Klaus-Peter Schöppner ist Geschäftsführer des Instituts für Meinungsforschung Emnid

Hamburger Abendblatt:

1. Mit 95 Prozent wurde Philipp Rösler zum neuen Parteichef gewählt. Ist die FDP nun eine neue Partei?

Klaus-Peter Schöppner:

Nein, wir sehen keine neue Partei. Aber eine FDP, die vor einem Neustart steht. Der ehemalige Parteichef Guido Westerwelle hatte in seinem Auftreten den Bogen deutlich überspannt. Er wirkte arrogant, er hatte kaum Empathie. Mit Rösler bringt sich die FDP mit einem neuen Politikstil zurück ins Rennen.

2. Röslers Familie war mit auf dem Parteitag. Nach seiner Wahl schlenderte er mit einer seiner Töchter durch die Tagungshalle. Wie authentisch ist der Stil von Rösler?

Schöppner:

Sehr. Entscheidend ist aber, ob es auch die neue FDP ist. Die Wähler wollen nicht mehr eine rein interessengesteuerte Partei, zum Beispiel eine CDU, die nur auf der Seite der Unternehmer steht. Sie wollen auch keine SPD, die nur die Arbeiter vertritt. Rösler kann die FDP zu einer Bürgerlobby-Partei führen. Dabei ist seine Glaubwürdigkeit - und die Nähe der Partei zum Bürger - enorm wichtig für den Wähler.

3. Wie viel Westerwelle steckt noch in der liberalen Partei nach dem Machtwechsel in der Spitze?

Schöppner:

In Philipp Rösler steckt noch eine ganze Menge von Guido Westerwelle: Nicht nur die Liberalität, sondern auch die Haltung, vom Bürger auch Pflichten einzufordern.
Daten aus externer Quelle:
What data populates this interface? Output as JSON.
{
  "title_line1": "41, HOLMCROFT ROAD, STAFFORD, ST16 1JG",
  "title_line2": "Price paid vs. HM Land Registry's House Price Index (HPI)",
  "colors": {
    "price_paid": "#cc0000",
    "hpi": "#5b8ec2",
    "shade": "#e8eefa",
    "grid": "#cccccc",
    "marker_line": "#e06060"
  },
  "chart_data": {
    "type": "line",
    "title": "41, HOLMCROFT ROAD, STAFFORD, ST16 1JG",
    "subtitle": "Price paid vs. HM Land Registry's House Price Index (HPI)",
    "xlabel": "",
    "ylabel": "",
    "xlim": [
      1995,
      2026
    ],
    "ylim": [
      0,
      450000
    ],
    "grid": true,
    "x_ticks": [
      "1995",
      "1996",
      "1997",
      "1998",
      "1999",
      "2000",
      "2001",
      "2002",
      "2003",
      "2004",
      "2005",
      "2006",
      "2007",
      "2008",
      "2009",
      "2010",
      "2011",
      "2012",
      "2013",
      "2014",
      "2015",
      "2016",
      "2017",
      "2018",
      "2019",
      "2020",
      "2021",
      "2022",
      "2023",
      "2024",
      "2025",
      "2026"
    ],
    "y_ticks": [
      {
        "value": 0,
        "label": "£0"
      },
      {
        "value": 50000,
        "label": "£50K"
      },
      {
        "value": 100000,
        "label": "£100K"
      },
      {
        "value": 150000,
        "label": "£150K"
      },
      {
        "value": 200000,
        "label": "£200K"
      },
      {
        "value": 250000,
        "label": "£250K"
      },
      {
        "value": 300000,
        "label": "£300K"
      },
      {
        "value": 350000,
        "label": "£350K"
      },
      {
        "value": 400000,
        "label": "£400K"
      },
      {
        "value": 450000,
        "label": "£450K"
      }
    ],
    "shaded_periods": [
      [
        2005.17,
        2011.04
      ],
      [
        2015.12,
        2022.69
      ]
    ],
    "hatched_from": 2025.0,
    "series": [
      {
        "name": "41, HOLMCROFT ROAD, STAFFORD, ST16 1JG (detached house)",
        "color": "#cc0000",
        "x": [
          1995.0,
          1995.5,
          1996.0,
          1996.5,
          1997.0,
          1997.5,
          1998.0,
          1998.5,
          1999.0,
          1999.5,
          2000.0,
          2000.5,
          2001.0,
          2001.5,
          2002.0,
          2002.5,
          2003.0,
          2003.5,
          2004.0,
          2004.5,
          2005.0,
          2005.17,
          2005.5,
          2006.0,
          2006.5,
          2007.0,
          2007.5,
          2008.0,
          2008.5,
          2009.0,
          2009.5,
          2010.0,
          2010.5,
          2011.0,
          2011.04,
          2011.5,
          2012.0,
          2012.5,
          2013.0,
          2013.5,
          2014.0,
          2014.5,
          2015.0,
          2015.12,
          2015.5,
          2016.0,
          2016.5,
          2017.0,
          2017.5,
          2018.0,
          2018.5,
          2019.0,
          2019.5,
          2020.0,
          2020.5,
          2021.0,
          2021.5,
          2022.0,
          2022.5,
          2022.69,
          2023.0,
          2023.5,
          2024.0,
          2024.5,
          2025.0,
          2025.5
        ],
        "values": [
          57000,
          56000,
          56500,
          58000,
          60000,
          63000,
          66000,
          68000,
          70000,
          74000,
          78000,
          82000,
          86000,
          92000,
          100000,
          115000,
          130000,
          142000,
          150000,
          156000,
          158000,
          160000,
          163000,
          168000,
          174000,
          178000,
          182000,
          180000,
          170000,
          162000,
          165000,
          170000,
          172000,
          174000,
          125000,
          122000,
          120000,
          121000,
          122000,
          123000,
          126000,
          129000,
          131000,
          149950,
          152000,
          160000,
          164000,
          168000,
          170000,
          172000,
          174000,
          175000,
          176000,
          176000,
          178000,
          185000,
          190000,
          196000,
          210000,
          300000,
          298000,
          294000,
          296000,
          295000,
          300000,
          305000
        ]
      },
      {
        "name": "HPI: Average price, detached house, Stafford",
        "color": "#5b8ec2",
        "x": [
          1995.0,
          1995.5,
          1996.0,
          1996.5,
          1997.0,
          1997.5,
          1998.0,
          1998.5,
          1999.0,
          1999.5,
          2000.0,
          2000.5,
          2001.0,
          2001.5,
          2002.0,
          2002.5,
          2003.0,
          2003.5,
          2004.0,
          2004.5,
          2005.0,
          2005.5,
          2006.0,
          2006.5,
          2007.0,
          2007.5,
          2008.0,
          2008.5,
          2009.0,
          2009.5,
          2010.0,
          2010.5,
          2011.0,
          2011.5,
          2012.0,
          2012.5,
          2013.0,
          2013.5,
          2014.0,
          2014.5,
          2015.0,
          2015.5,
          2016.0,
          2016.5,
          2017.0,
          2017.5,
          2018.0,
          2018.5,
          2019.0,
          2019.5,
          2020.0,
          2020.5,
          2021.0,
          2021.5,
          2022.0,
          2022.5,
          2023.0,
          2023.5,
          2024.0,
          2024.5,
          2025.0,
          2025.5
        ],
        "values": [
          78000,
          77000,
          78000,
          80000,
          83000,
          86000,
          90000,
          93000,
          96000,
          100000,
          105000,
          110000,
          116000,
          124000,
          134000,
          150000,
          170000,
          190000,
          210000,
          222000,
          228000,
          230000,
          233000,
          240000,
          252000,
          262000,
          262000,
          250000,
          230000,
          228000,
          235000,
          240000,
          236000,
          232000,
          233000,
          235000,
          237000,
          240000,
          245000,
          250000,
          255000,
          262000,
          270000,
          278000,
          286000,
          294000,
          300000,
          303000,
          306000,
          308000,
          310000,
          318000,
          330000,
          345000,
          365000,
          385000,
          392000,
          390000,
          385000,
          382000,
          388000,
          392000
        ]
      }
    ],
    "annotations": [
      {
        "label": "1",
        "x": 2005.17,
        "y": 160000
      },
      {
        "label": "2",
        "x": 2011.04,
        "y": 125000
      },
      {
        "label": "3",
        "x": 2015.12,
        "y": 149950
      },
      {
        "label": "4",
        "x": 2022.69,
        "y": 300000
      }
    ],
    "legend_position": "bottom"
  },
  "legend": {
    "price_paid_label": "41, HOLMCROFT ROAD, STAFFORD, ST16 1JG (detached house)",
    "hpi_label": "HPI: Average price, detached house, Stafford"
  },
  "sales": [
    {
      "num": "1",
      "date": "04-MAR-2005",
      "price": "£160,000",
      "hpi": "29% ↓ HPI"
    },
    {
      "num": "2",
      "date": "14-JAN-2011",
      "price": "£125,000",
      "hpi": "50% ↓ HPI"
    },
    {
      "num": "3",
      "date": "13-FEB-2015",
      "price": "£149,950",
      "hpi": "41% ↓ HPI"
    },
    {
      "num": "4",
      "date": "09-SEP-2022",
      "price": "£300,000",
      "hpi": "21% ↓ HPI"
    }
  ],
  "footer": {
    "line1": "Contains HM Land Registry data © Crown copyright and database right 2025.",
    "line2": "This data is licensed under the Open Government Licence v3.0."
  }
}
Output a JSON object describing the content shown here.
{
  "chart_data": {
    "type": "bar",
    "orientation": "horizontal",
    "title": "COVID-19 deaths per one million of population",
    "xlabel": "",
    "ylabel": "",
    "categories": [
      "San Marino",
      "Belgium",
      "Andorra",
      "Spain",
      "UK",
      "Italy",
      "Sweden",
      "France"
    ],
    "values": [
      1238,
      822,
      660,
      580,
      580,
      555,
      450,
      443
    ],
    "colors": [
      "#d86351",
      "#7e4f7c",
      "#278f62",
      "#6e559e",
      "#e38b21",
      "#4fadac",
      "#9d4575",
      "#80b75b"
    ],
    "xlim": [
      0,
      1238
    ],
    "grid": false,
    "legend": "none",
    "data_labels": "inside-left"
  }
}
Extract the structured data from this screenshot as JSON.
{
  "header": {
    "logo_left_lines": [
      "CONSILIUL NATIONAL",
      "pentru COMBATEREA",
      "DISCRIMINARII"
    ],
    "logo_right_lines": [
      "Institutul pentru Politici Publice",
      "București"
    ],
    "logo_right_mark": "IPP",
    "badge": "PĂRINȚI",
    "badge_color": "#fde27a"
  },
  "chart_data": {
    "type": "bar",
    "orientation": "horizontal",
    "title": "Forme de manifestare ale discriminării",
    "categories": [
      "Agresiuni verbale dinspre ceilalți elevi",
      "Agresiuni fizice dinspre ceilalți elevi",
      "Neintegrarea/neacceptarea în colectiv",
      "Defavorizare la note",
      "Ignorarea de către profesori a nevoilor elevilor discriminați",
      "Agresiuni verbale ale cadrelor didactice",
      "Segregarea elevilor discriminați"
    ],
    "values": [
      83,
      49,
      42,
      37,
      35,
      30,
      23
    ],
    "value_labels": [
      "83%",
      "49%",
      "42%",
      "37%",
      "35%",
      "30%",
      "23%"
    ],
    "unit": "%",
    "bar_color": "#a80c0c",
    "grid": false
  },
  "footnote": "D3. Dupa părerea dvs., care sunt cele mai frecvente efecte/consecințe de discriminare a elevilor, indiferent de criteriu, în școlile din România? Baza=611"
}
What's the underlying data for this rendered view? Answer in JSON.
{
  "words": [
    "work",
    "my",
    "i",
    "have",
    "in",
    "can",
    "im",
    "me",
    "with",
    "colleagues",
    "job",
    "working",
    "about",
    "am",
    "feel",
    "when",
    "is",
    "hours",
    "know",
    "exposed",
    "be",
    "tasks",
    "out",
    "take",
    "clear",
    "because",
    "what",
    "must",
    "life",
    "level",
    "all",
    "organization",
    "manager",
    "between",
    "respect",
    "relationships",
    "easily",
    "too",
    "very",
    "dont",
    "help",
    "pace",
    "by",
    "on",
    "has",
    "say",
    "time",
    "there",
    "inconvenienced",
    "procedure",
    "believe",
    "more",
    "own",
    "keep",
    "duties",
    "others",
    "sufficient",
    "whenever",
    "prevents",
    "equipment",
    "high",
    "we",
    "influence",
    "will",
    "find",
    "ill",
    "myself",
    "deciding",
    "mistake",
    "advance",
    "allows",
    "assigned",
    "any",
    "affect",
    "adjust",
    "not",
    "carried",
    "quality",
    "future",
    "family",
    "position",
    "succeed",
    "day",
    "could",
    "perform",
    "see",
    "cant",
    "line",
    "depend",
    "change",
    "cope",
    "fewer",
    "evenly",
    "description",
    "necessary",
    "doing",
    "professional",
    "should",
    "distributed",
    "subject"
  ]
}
Doch die Idee einer Partei der Bürger hat sich seit der Finanzkrise durchgesetzt. Die Gesellschaft glaubt nicht mehr an den ewigen Wohlstand. Globalisierung und Wirtschaftskrise haben zu einem Paradigmenwechsel geführt. Der Ruf nach einem starken Staat ist groß - und der Spielraum der FDP entsprechend klein. Dennoch können sie mit dem Vorsitzenden Rösler wieder zehn Prozent bei den Wahlen erreichen.

4. Rösler hat in Rostock die Themen Bildung und Familie hervorgehoben. Wie stark geht es der FDP noch Steuersenkungen?

Schöppner:

Es ist ein Paradoxon, dass Tage nach der Steuerschätzung und einem Plus von 135 Milliarden im Fiskus dieses Thema auf dem FDP-Parteitag kaum Platz findet. Langfristig schadet es der Partei, wenn sie sich von Westerwelles Motto "Mehr Netto vom Brutto" trennt.

5. Was bedeutet der Machtwechsel in der FDP für die schwarz-gelbe Koalition der Kanzlerin?

Schöppner:

Für die CDU und Kanzlerin Merkel ist die neue FDP eine knifflige Herausforderung. Wenn die Liberalen sich wieder als ernst zu nehmende Partei der Bürgerrechte und der Unternehmer etablieren, muss die Union ihr Profil an dieser Stelle schärfen. Gleichzeitig darf sie die grünen CDU-Wähler nicht mit einem wirtschaftsliberalen Kurs verprellen. Je stärker die FDP wird, desto mehr treibt sie die CDU in diesen Zwei-Fronten-Wahlkampf.